Dazu tragen die untersuchten Infoblätter laut „Finanztest“ allerdings nicht bei. Vielmehr bestehe die Gefahr, dass die Indexfonds von unerfahrenen Anlegern aufgrund der schlechten Informationsblätter für zu kompliziert gehalten werden. Dabei seien die Fonds, die stur die Wertentwicklung von Aktien- oder Rentenindizes nachzeichnen, eigentlich eine einfach zu verstehende Anlageform und zugleich kostengünstig.

Im Test kam demnach keines der 18 Infoblätter über das Qualitätsurteil „befriedigend“ hinaus, vier wurden sogar nur mit „mangelhaft“ bewertet. Als Beispiel für unverständliche Kunstwörter nannten die Tester „Ogaw“, eine Wortschöpfung für „Organismus für gemeinsame Anlagen in Wertpapieren“ – gemeint sind damit laut „Finanztest“ schlicht Investmentfonds.

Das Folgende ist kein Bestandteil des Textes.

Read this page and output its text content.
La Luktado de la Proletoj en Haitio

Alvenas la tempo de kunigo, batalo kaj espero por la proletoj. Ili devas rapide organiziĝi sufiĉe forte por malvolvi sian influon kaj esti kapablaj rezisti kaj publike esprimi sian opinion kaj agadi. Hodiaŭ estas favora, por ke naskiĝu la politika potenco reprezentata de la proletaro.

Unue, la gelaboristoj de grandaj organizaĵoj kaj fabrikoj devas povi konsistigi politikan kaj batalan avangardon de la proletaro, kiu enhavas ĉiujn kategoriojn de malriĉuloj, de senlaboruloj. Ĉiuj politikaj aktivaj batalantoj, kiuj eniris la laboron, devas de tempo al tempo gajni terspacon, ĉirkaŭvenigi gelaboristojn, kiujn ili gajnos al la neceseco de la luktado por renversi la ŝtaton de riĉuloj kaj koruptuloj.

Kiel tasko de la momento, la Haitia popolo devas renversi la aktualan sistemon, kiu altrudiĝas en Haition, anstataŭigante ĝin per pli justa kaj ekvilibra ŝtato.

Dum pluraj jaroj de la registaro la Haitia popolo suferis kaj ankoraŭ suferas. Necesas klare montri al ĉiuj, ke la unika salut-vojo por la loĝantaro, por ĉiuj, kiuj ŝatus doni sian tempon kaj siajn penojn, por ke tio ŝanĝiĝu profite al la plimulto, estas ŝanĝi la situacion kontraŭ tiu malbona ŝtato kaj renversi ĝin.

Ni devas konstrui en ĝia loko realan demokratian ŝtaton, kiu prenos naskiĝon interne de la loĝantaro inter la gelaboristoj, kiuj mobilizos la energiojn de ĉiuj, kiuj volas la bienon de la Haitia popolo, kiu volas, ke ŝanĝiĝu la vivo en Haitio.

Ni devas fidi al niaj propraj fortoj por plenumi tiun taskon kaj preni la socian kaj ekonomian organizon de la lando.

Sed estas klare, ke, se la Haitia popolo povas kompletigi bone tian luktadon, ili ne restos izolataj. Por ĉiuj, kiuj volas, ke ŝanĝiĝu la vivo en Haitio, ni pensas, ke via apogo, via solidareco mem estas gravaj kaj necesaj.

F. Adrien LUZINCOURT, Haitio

Um sich detaillierter über die Risiken zu informieren, empfehlen die Verbraucherexperten Kunden den Verkaufsprospekt für den Fonds, der auf der Internetseite des Anbieters verfügbar ist. Zwar halten sich die Anbieter bei der Beschreibung der Risikoklassen an die Vorgaben, weitere Details fehlten aber in den Infoblättern.